Ваня прожил в доме отца Георгия неделю, молясь и наблюдая, как много может молитва праведника. Прожил недолго, а память о прочувствованном сохранил на всю жизнь. «Отец Георгий получил для служения полуразрушенный храм, – рассказывал батюшка, – и совсем умирающий, запущенный приход и стал молиться. Сначала один, и сегодня, и завтра один, и неделю один, и месяц. И не заметил, как за его спиной его молитва собрала паству. А благословение оптинского старца Амвросия открыло в семейном приходском батюшке – старца-целителя, изгоняющего бесов из страждущих. Только молитва и горение духа могут восстановить и стены храма и, главное, нерукотворенные храмы – души заблудших и вернуть их Богу ожившими».
Глаза маленького Вани видели живого человека, сердце же безошибочно определило в нём святого Божия угодника. А память сердца, молитвенная память об отце Егоре Чекряковском прошла через всю жизнь отца Иоанна, и благодарная молитва к святому праведному батюшке обращалась к старой его фотографии, висевшей в келии отца Иоанна ещё во времена, когда о святости его речи не было.
Безоблачное счастливое детство Вани окончилось в 1917 году. «Наступило время такое, – говорил впоследствии отец Иоанн, – когда всё и всех охватила тревога за будущее, когда ожила и разрасталась злоба, и смертельный голод заглянул в лицо трудовому люду, страх перед грабежом и насилием проник в дома и храмы. Предчувствие всеобщего надвигающегося хаоса и царства антихриста охватило Русь». С болью сердца вспоминал батюшка, как Орёл прощался с российским христианским укладом жизни. Замолкла перекличка колоколов. Поехали в никуда на повозках, груженных гробами со скарбом, ветхие старицы из упраздненного Введенского монастыря. Их на время пригревали у себя богомольцы, и то ненадолго, боясь быть обличёнными в преступных симпатиях к гонимым. Радость жизни сменилась ежедневным ожиданием грядущей беды.
Ване исполнилось всего семь лет, но перемены в жизни были так вопиющи, что не могли остаться незамеченными восприимчивой детской душой. Портрет государя, висевший в столовой, то исчезал, то вновь появлялся на своём законном месте, пока не пропал совсем, оставив о себе грустное напоминание яркими невыгоревшими обоями. Жизнь поблекла, выцвела от сокрушительного нашествия новых горячих идей.
Показательные суды над дорогими сердцу, над владыками Серафимом (Остроумовым) и Николаем (Никольским), над священниками сначала повергли в недоумение, но быстро заставили повзрослеть в размышлениях над всем происходящим. Одна за другой закрывались церкви Орловского архиерейского дома 20.
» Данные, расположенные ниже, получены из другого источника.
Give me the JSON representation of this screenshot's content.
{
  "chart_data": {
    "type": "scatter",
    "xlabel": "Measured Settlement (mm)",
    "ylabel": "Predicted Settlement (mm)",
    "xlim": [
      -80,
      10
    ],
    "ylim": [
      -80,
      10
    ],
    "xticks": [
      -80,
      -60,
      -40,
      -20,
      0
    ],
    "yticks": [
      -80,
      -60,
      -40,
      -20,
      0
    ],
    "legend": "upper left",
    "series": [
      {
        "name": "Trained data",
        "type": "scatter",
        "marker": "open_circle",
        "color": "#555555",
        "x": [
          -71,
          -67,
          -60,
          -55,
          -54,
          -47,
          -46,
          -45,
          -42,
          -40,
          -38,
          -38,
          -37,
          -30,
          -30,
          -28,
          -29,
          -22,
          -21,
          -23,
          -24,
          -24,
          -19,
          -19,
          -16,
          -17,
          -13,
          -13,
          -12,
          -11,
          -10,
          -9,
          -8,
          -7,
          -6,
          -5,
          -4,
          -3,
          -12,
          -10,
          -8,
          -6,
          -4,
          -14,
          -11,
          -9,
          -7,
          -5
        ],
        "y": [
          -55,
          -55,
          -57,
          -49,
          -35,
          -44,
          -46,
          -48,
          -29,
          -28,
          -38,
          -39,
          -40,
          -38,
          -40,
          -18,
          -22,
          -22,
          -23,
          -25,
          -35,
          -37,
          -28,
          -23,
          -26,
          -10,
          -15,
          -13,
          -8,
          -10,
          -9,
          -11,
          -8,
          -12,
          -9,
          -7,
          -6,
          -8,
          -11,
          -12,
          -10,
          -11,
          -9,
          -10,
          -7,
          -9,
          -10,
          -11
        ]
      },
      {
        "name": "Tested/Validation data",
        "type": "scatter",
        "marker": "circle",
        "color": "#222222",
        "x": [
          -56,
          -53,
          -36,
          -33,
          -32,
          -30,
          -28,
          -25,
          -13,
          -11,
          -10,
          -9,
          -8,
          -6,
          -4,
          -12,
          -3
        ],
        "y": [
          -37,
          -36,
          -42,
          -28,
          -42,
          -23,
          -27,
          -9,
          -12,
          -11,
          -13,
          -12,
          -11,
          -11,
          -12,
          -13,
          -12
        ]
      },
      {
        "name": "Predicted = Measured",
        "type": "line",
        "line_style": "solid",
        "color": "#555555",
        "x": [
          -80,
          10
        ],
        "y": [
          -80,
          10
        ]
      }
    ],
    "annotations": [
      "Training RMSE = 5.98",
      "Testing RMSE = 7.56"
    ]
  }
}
Ваня начал учиться, но занятия в школе прерывались часто и надолго. С 1921 года школа закрылась совсем. Вместо занятий Ваня служил пономарём в Ильинской церкви. Возобновив учёбу в 1925 году, когда вновь открылась школа, он поступил сразу в седьмой класс.
В это суровое безвременье тяготы новой жизни облегчали орловчанам Божии люди – старцы и старицы. Их сила духа, тепло любви, жалости и сочувствия к людям, терпеливое шествие своим скорбным путём, а главное – мирствие души, – все стало безгласной проповедью, которая была понятна лишь тем, кто не пресёк своего стремления к Богу.
И сам батюшка через много лет утешал смятённые души: «Я ведь человек-то старый, и во времена моей молодости, когда явно сокрушались устои былой жизни, облагодатствованные люди не дерзали объявить то время концом истории. А нынче дерзких много, а жить надо, спасаться надо, и милость Божия и теперь всё та же».
А тогда в Орле матушка Анна 21– старица Введенского женского монастыря иносказательным языком вещала сначала о судьбах Церкви, а позднее и о грядущем на страну гневе Божием – войне. Она буквально изображала то, что принесут с собой в Россию завоеватели, обегала вокруг церкви и изрыгала такие ругательства, что все в смущении думали, что ясный ум старицы помрачился, на паперти творила непотребное. Понятно же все стало только с пришествием в город фашистов, ибо они творили буквально всё то, о чем пророчески вещала старица.
Во всеобщем смятении и туге ободряющим для верующих было появление на улицах Орла старицы, монахини Веры (Логиновой) 22. С суровым, мужественным лицом в апостольнике и рясе бывшая генеральша разъезжала по городу в пролетке, как желанная помощница и советчица для верующих и как неуловимая тень для бегущих по её следу ищеек. Она приходила в дома, научая людей сокровенной жизни в Боге, служа им даром слова, веры, своей прозорливостью. Но оставалась в домах ровно столько, чтобы успеть избежать встречи с хранителями и блюстителями нового порядка. Без благословения матушки Веры не начинали тогда ни одного важного дела.